Economics & Valuation

At the base case lithium carbonate price of $18,000/t, PPG generates an after-tax NPV at an 8% discount rate of $8.1 billion and an IRR of 32.7%, with an estimated payback period of 7 years. The project also demonstrates resilience at lower price assumptions — at $12,000/t, the after-tax IRR remains at 21.1%, indicating a competitive cost position even in a depressed market environment.

Li₂CO₃ Price After-Tax NPV₈% After-Tax NPV₁₀% After-Tax IRR Payback
$12,000/t $3.6B $2.4B 21.1% 10.0 yrs
$16,000/t $6.6B $4.6B 29.1% 7.8 yrs
$18,000/t (Base) $8.1B $5.8B 32.7% 7.0 yrs
$20,000/t $9.6B $6.9B 36.1% 6.7 yrs

The economics incorporate assumed access to Argentina’s RIGI investment incentive framework. RIGI is a government program that offers stable, long-term tax, regulatory and foreign exchange benefits to large-scale investors, including a reduced 25% corporate income tax rate (vs. the general 35% rate), export duty relief after a qualifying period, and accelerated tax depreciation.

RIGI (Régimen de Incentivo para Grandes Inversiones)

RIGI is an Argentine government incentive framework introduced to attract large-scale foreign investment. For the PPG Project, inclusion of RIGI assumptions in the base case model is estimated to lift post-tax NPV by approximately $0.9 billion and improve the IRR by 7.6%. The PPG joint venture plans to submit a RIGI application in H1 2026, though eligibility remains subject to regulatory approval.

Total capital intensity across the full 150,000 tpa project is estimated at approximately $21,900 per tonne of annual LCE, with Stage 1 capital intensity at approximately $22,000 per tonne. The sustaining capital requirement for the life of project averages approximately $324/t LCE.

It is worth noting that Salta provincial royalties are not included in the AISC figure and represent an additional cost of $217–$463/t depending on the prevailing lithium carbonate price ($12,000–$20,000/t range). At the $18,000/t base case, this adds roughly $300–$350/t on top of the stated $5,351/t AISC.

Next Steps

With Stage 1 environmental approval in hand, Lithium Argentina and Ganfeng are now advancing the RIGI application, which is targeted for submission in H1 2026. A full NI 43-101 compliant technical report and Technical Report Summary (TRS) under SEC Regulation S-K Subpart 1300 are expected to be filed within 45 days of the November 10, 2025 press release.

Financing for Stage 1 is being jointly advanced by the two partners, with options under consideration including project debt, offtake agreements and minority equity investments.

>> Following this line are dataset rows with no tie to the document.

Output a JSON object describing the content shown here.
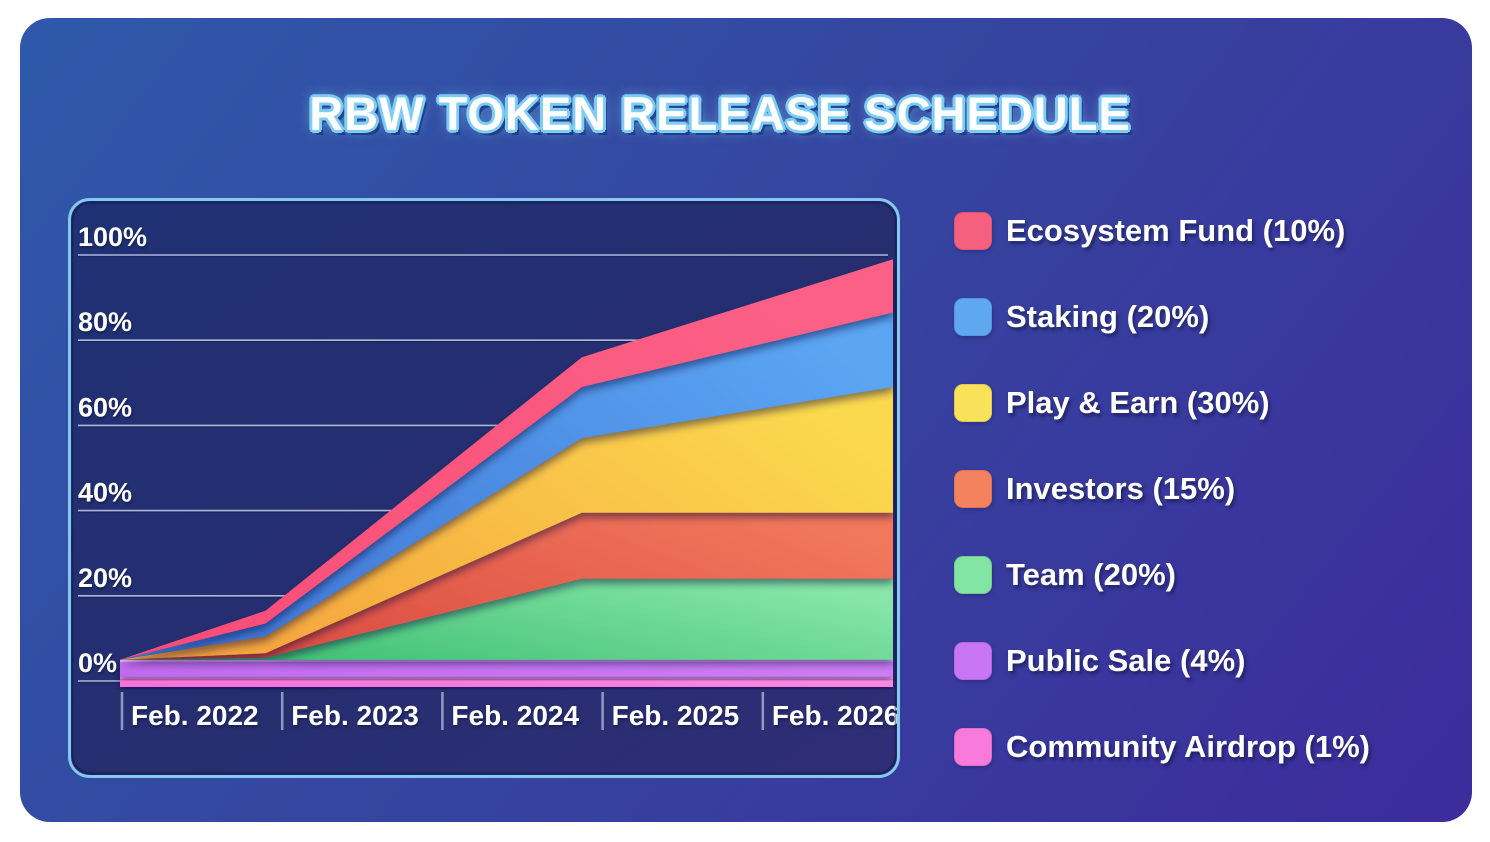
{
  "title": "RBW TOKEN RELEASE SCHEDULE",
  "colors": {
    "page_background": "#FFFFFF",
    "card_gradient": [
      "#2F59AA",
      "#35459F",
      "#3D2B9C"
    ],
    "panel_gradient": [
      "#1F3174",
      "#262E70",
      "#2F2D76"
    ],
    "panel_border": "#84C8F0",
    "grid_line": "#DCE4FA",
    "tick_line": "#C9D3F0",
    "text": "#FFFFFF",
    "title_glow": "#7ECDF4",
    "band_shadow": "#0A1030"
  },
  "chart_data": {
    "type": "area",
    "stacked": true,
    "title": "RBW TOKEN RELEASE SCHEDULE",
    "grid": true,
    "legend_position": "right",
    "x_axis": {
      "tick_labels": [
        "Feb. 2022",
        "Feb. 2023",
        "Feb. 2024",
        "Feb. 2025",
        "Feb. 2026"
      ],
      "tick_months": [
        0,
        12,
        24,
        36,
        48
      ],
      "start_label": "Feb. 2022",
      "end_month": 57.9
    },
    "y_axis": {
      "tick_labels": [
        "100%",
        "80%",
        "60%",
        "40%",
        "20%",
        "0%"
      ],
      "tick_values": [
        100,
        80,
        60,
        40,
        20,
        0
      ],
      "ylim": [
        0,
        100
      ],
      "unit": "%"
    },
    "breakpoint_months": [
      0,
      10.9,
      34.6,
      57.9
    ],
    "series": [
      {
        "name": "Community Airdrop",
        "allocation_pct": 1,
        "cumulative_top_pct": [
          1,
          1,
          1,
          1
        ],
        "color_from": "#F671DB",
        "color_to": "#FA8BE5",
        "top_highlight": "#FFB3F0"
      },
      {
        "name": "Public Sale",
        "allocation_pct": 4,
        "cumulative_top_pct": [
          5,
          5,
          5,
          5
        ],
        "color_from": "#C369F1",
        "color_to": "#D083F8",
        "top_highlight": "#E8B5FB"
      },
      {
        "name": "Team",
        "allocation_pct": 20,
        "cumulative_top_pct": [
          5,
          5.5,
          24,
          24
        ],
        "color_from": "#3CBD72",
        "color_to": "#87E7A9"
      },
      {
        "name": "Investors",
        "allocation_pct": 15,
        "cumulative_top_pct": [
          5,
          6.5,
          39.5,
          39.5
        ],
        "color_from": "#D84940",
        "color_to": "#F2775C"
      },
      {
        "name": "Play & Earn",
        "allocation_pct": 30,
        "cumulative_top_pct": [
          5,
          10.5,
          57,
          69
        ],
        "color_from": "#F5A23C",
        "color_to": "#FBD94F"
      },
      {
        "name": "Staking",
        "allocation_pct": 20,
        "cumulative_top_pct": [
          5,
          13.5,
          69,
          86.5
        ],
        "color_from": "#3F74D3",
        "color_to": "#5BA5F3"
      },
      {
        "name": "Ecosystem Fund",
        "allocation_pct": 10,
        "cumulative_top_pct": [
          5,
          16.5,
          76,
          99
        ],
        "color_from": "#F94E77",
        "color_to": "#FC6187"
      }
    ],
    "legend": [
      {
        "label": "Ecosystem Fund (10%)",
        "color": "#F6607F"
      },
      {
        "label": "Staking (20%)",
        "color": "#5FA8F0"
      },
      {
        "label": "Play & Earn (30%)",
        "color": "#F8E25A"
      },
      {
        "label": "Investors (15%)",
        "color": "#F4825F"
      },
      {
        "label": "Team (20%)",
        "color": "#83E5A3"
      },
      {
        "label": "Public Sale (4%)",
        "color": "#C876F4"
      },
      {
        "label": "Community Airdrop (1%)",
        "color": "#F87BDC"
      }
    ]
  }
}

The companies are also continuing to integrate the Pozuelos and Pastos Grandes resource estimates into a unified hydrological model, which will be used to support further technical work ahead of Stage 1 development.

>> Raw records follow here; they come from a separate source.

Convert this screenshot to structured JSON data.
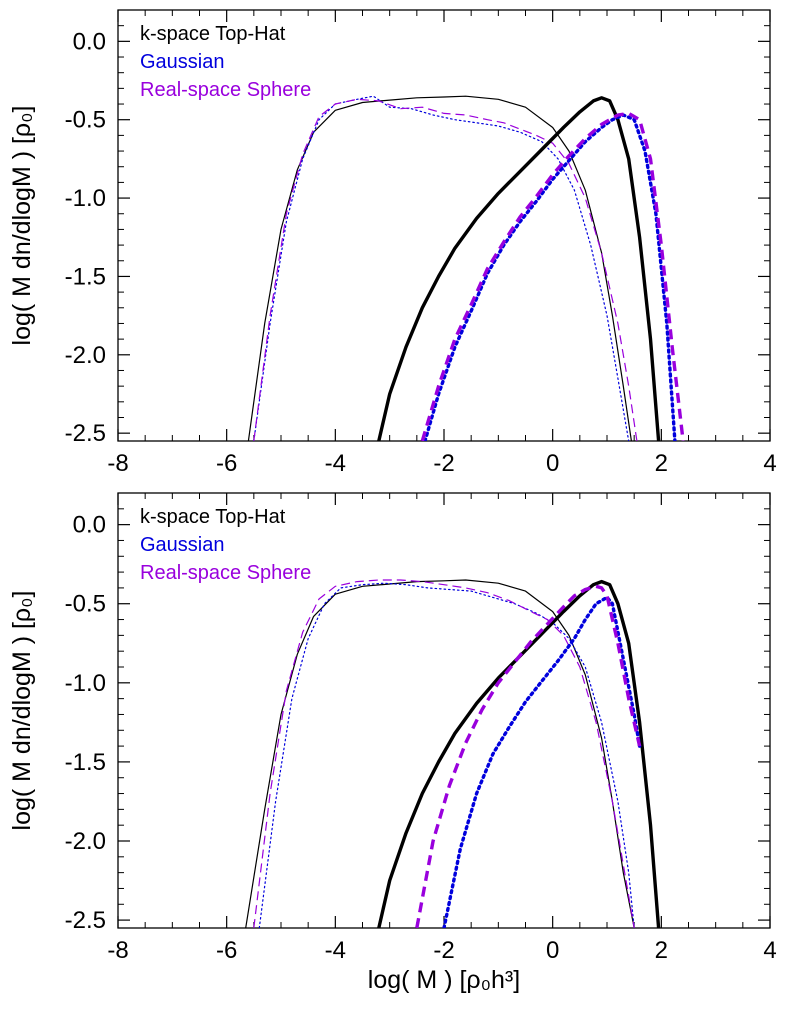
{
  "chart_data": [
    {
      "type": "line",
      "panel": "top",
      "xlim": [
        -8,
        4
      ],
      "ylim": [
        -2.55,
        0.2
      ],
      "xticks": [
        -8,
        -6,
        -4,
        -2,
        0,
        2,
        4
      ],
      "yticks": [
        0.0,
        -0.5,
        -1.0,
        -1.5,
        -2.0,
        -2.5
      ],
      "xtick_labels": [
        "-8",
        "-6",
        "-4",
        "-2",
        "0",
        "2",
        "4"
      ],
      "ytick_labels": [
        "0.0",
        "-0.5",
        "-1.0",
        "-1.5",
        "-2.0",
        "-2.5"
      ],
      "xlabel": "",
      "ylabel": "log( M dn/dlogM )   [ρ₀]",
      "legend_position": "top-left",
      "legend": [
        {
          "label": "k-space Top-Hat",
          "color": "#000000"
        },
        {
          "label": "Gaussian",
          "color": "#0000dd"
        },
        {
          "label": "Real-space Sphere",
          "color": "#9900dd"
        }
      ],
      "series": [
        {
          "color": "#000000",
          "style": "solid",
          "weight": "thin",
          "x": [
            -5.6,
            -5.3,
            -5.0,
            -4.7,
            -4.4,
            -4.0,
            -3.5,
            -3.0,
            -2.5,
            -2.0,
            -1.6,
            -1.0,
            -0.5,
            0.0,
            0.3,
            0.6,
            0.9,
            1.1,
            1.3,
            1.45
          ],
          "y": [
            -2.55,
            -1.8,
            -1.2,
            -0.82,
            -0.58,
            -0.44,
            -0.39,
            -0.375,
            -0.36,
            -0.355,
            -0.35,
            -0.37,
            -0.42,
            -0.55,
            -0.7,
            -0.95,
            -1.35,
            -1.75,
            -2.2,
            -2.55
          ]
        },
        {
          "color": "#0000dd",
          "style": "dotted",
          "weight": "thin",
          "x": [
            -5.5,
            -5.2,
            -4.9,
            -4.6,
            -4.3,
            -4.0,
            -3.6,
            -3.3,
            -3.0,
            -2.6,
            -2.2,
            -1.8,
            -1.4,
            -1.0,
            -0.6,
            -0.2,
            0.1,
            0.4,
            0.7,
            1.0,
            1.2,
            1.4
          ],
          "y": [
            -2.55,
            -1.8,
            -1.15,
            -0.75,
            -0.5,
            -0.4,
            -0.37,
            -0.35,
            -0.42,
            -0.43,
            -0.47,
            -0.5,
            -0.52,
            -0.54,
            -0.58,
            -0.64,
            -0.75,
            -0.95,
            -1.3,
            -1.75,
            -2.15,
            -2.55
          ]
        },
        {
          "color": "#9900dd",
          "style": "dashed",
          "weight": "thin",
          "x": [
            -5.5,
            -5.2,
            -4.9,
            -4.6,
            -4.3,
            -4.0,
            -3.6,
            -3.2,
            -2.8,
            -2.4,
            -2.0,
            -1.6,
            -1.2,
            -0.9,
            -0.6,
            -0.3,
            0.0,
            0.3,
            0.6,
            0.9,
            1.2,
            1.4,
            1.55
          ],
          "y": [
            -2.55,
            -1.75,
            -1.1,
            -0.72,
            -0.48,
            -0.4,
            -0.37,
            -0.38,
            -0.43,
            -0.42,
            -0.46,
            -0.47,
            -0.5,
            -0.52,
            -0.56,
            -0.6,
            -0.65,
            -0.78,
            -1.0,
            -1.35,
            -1.8,
            -2.2,
            -2.55
          ]
        },
        {
          "color": "#000000",
          "style": "solid",
          "weight": "thick",
          "x": [
            -3.2,
            -3.0,
            -2.7,
            -2.4,
            -2.1,
            -1.8,
            -1.4,
            -1.0,
            -0.6,
            -0.2,
            0.2,
            0.5,
            0.75,
            0.9,
            1.05,
            1.2,
            1.4,
            1.6,
            1.8,
            1.95
          ],
          "y": [
            -2.55,
            -2.25,
            -1.95,
            -1.7,
            -1.5,
            -1.32,
            -1.13,
            -0.97,
            -0.83,
            -0.69,
            -0.55,
            -0.45,
            -0.38,
            -0.36,
            -0.38,
            -0.5,
            -0.75,
            -1.25,
            -1.9,
            -2.55
          ]
        },
        {
          "color": "#0000dd",
          "style": "dotted",
          "weight": "thick",
          "x": [
            -2.35,
            -2.1,
            -1.8,
            -1.5,
            -1.2,
            -0.9,
            -0.6,
            -0.3,
            0.0,
            0.3,
            0.6,
            0.9,
            1.1,
            1.3,
            1.5,
            1.7,
            1.9,
            2.1,
            2.25
          ],
          "y": [
            -2.55,
            -2.25,
            -1.95,
            -1.72,
            -1.48,
            -1.3,
            -1.15,
            -1.02,
            -0.88,
            -0.76,
            -0.64,
            -0.55,
            -0.5,
            -0.47,
            -0.5,
            -0.7,
            -1.1,
            -1.8,
            -2.55
          ]
        },
        {
          "color": "#9900dd",
          "style": "dashed",
          "weight": "thick",
          "x": [
            -2.4,
            -2.1,
            -1.8,
            -1.5,
            -1.2,
            -0.9,
            -0.6,
            -0.3,
            0.0,
            0.3,
            0.6,
            0.9,
            1.2,
            1.4,
            1.6,
            1.8,
            2.0,
            2.2,
            2.4
          ],
          "y": [
            -2.55,
            -2.2,
            -1.9,
            -1.68,
            -1.45,
            -1.28,
            -1.12,
            -0.99,
            -0.85,
            -0.73,
            -0.62,
            -0.53,
            -0.47,
            -0.46,
            -0.5,
            -0.75,
            -1.3,
            -1.95,
            -2.55
          ]
        }
      ]
    },
    {
      "type": "line",
      "panel": "bottom",
      "xlim": [
        -8,
        4
      ],
      "ylim": [
        -2.55,
        0.2
      ],
      "xticks": [
        -8,
        -6,
        -4,
        -2,
        0,
        2,
        4
      ],
      "yticks": [
        0.0,
        -0.5,
        -1.0,
        -1.5,
        -2.0,
        -2.5
      ],
      "xtick_labels": [
        "-8",
        "-6",
        "-4",
        "-2",
        "0",
        "2",
        "4"
      ],
      "ytick_labels": [
        "0.0",
        "-0.5",
        "-1.0",
        "-1.5",
        "-2.0",
        "-2.5"
      ],
      "xlabel": "log( M )   [ρ₀h³]",
      "ylabel": "log( M dn/dlogM )   [ρ₀]",
      "legend_position": "top-left",
      "legend": [
        {
          "label": "k-space Top-Hat",
          "color": "#000000"
        },
        {
          "label": "Gaussian",
          "color": "#0000dd"
        },
        {
          "label": "Real-space Sphere",
          "color": "#9900dd"
        }
      ],
      "series": [
        {
          "color": "#000000",
          "style": "solid",
          "weight": "thin",
          "x": [
            -5.65,
            -5.3,
            -5.0,
            -4.7,
            -4.4,
            -4.0,
            -3.5,
            -3.0,
            -2.5,
            -2.0,
            -1.6,
            -1.0,
            -0.5,
            0.0,
            0.3,
            0.6,
            0.9,
            1.1,
            1.3,
            1.5
          ],
          "y": [
            -2.55,
            -1.8,
            -1.2,
            -0.82,
            -0.58,
            -0.44,
            -0.39,
            -0.375,
            -0.36,
            -0.355,
            -0.35,
            -0.37,
            -0.42,
            -0.55,
            -0.7,
            -0.95,
            -1.35,
            -1.75,
            -2.2,
            -2.55
          ]
        },
        {
          "color": "#0000dd",
          "style": "dotted",
          "weight": "thin",
          "x": [
            -5.4,
            -5.1,
            -4.8,
            -4.5,
            -4.2,
            -3.9,
            -3.5,
            -3.1,
            -2.7,
            -2.3,
            -1.9,
            -1.5,
            -1.1,
            -0.7,
            -0.3,
            0.0,
            0.3,
            0.6,
            0.9,
            1.2,
            1.4,
            1.5
          ],
          "y": [
            -2.55,
            -1.75,
            -1.1,
            -0.72,
            -0.5,
            -0.4,
            -0.38,
            -0.37,
            -0.38,
            -0.4,
            -0.41,
            -0.42,
            -0.46,
            -0.5,
            -0.56,
            -0.62,
            -0.72,
            -0.9,
            -1.25,
            -1.75,
            -2.2,
            -2.55
          ]
        },
        {
          "color": "#9900dd",
          "style": "dashed",
          "weight": "thin",
          "x": [
            -5.5,
            -5.2,
            -4.9,
            -4.6,
            -4.3,
            -4.0,
            -3.6,
            -3.2,
            -2.8,
            -2.4,
            -2.0,
            -1.6,
            -1.2,
            -0.8,
            -0.4,
            -0.1,
            0.2,
            0.5,
            0.8,
            1.1,
            1.3,
            1.5
          ],
          "y": [
            -2.55,
            -1.7,
            -1.05,
            -0.68,
            -0.47,
            -0.39,
            -0.36,
            -0.35,
            -0.35,
            -0.36,
            -0.38,
            -0.4,
            -0.43,
            -0.48,
            -0.55,
            -0.6,
            -0.7,
            -0.9,
            -1.25,
            -1.75,
            -2.15,
            -2.55
          ]
        },
        {
          "color": "#000000",
          "style": "solid",
          "weight": "thick",
          "x": [
            -3.2,
            -3.0,
            -2.7,
            -2.4,
            -2.1,
            -1.8,
            -1.4,
            -1.0,
            -0.6,
            -0.2,
            0.2,
            0.5,
            0.75,
            0.9,
            1.05,
            1.2,
            1.4,
            1.6,
            1.8,
            1.95
          ],
          "y": [
            -2.55,
            -2.25,
            -1.95,
            -1.7,
            -1.5,
            -1.32,
            -1.13,
            -0.97,
            -0.83,
            -0.69,
            -0.55,
            -0.45,
            -0.38,
            -0.36,
            -0.38,
            -0.5,
            -0.75,
            -1.25,
            -1.9,
            -2.55
          ]
        },
        {
          "color": "#0000dd",
          "style": "dotted",
          "weight": "thick",
          "x": [
            -2.0,
            -1.7,
            -1.4,
            -1.1,
            -0.8,
            -0.5,
            -0.2,
            0.1,
            0.4,
            0.6,
            0.8,
            1.0,
            1.1,
            1.3,
            1.5,
            1.6
          ],
          "y": [
            -2.55,
            -2.05,
            -1.7,
            -1.45,
            -1.28,
            -1.12,
            -0.99,
            -0.86,
            -0.72,
            -0.6,
            -0.5,
            -0.46,
            -0.5,
            -0.85,
            -1.2,
            -1.4
          ]
        },
        {
          "color": "#9900dd",
          "style": "dashed",
          "weight": "thick",
          "x": [
            -2.5,
            -2.2,
            -1.9,
            -1.6,
            -1.3,
            -1.0,
            -0.7,
            -0.4,
            -0.1,
            0.2,
            0.4,
            0.6,
            0.8,
            0.9,
            1.0,
            1.2,
            1.4,
            1.6
          ],
          "y": [
            -2.55,
            -2.0,
            -1.65,
            -1.38,
            -1.17,
            -1.0,
            -0.87,
            -0.74,
            -0.63,
            -0.52,
            -0.45,
            -0.41,
            -0.39,
            -0.4,
            -0.45,
            -0.75,
            -1.1,
            -1.4
          ]
        }
      ]
    }
  ]
}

Definitive joint venture agreements are being finalised, subject to customary board and regulatory approvals. Upon closing, Ganfeng will hold 67% and Lithium Argentina 33% of PPG, with ownership determined by resources, capital contributions and technology inputs.

References

  1. Lithium Argentina AG, “Lithium Argentina and Ganfeng Announce PPG Scoping Study Results and Stage 1 Environmental Approval,” Press Release, November 10, 2025.